To test the efficacy of current treatment recommendations for parkinsonism and tardive dyskinesia (TD) severity in patients with severe mental illness (SMI).
We present an 18-year prospective study including all 223 patients with SMI (as defined by the 1987 US National Institute of Mental Health, which were based on DSM-III-R diagnostic criteria) receiving care from the only psychiatric hospital of the former Netherlands Antilles. Eight clinical assessments (1992-2009) focused on movement disorders and medication use. Tardive dyskinesia was measured by the Abnormal Involuntary Movement Scale and parkinsonism by the Unified Parkinson's Disease Rating Scale. Antipsychotics were classified into first-generation antipsychotic (FGA) versus second-generation antipsychotic (SGA) and high versus low dopamine 2 (D₂) affinity categories. The effect that switching has within each category on subsequent movement scores was calculated separately by using time-lagged multilevel logistic regression models.

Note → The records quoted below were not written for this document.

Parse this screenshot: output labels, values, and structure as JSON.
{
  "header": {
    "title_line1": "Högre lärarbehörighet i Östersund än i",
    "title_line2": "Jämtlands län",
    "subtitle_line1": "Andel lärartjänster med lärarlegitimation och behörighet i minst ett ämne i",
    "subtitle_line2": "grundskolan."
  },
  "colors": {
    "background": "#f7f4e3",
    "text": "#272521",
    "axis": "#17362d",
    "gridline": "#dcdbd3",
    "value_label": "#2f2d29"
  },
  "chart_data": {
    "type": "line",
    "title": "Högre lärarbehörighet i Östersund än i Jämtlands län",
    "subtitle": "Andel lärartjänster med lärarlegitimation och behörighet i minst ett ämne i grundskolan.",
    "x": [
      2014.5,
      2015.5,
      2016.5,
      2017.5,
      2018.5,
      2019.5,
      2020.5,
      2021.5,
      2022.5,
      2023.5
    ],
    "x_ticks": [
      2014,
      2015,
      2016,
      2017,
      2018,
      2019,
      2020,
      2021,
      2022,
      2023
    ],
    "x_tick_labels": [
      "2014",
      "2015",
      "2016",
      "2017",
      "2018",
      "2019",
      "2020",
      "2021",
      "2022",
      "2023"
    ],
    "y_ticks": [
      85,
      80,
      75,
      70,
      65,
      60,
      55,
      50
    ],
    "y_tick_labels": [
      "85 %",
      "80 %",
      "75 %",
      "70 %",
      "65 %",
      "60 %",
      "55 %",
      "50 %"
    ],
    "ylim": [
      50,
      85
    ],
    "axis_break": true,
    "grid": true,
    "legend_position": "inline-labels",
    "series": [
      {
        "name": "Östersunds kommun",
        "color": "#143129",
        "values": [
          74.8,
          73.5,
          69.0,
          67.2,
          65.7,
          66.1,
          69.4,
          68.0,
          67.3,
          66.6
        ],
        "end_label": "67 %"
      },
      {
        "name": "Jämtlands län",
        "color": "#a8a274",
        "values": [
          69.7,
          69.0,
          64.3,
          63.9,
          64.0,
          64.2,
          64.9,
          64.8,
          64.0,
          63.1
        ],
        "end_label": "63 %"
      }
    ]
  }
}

There was a significant association between reduction in TD severity and starting/switching to an FGA (B = -3.54, P < .001) and starting/switching to a high D₂ affinity antipsychotic (B = -2.49, P < .01). Adding an SGA to existing FGA treatment was associated with reduction in TD severity (B = -2.43, P < .01). For parkinsonism, stopping antipsychotics predicted symptom reduction (B = -7.76, P < .01 in FGA/SGA-switch model; B = -7.74, P < .01 in D₂ affinity switch model), while starting a high D₂ affinity antipsychotic predicted an increase in symptoms (B = 3.29, P < .05 in D₂ affinity switch model).
The results show that switching from an FGA to an SGA does not necessarily result in a reduction of TD or parkinsonism. Only stopping all antipsychotics reduces the severity of parkinsonism, and starting an FGA or a high D₂ affinity antipsychotic may reduce the severity of TD.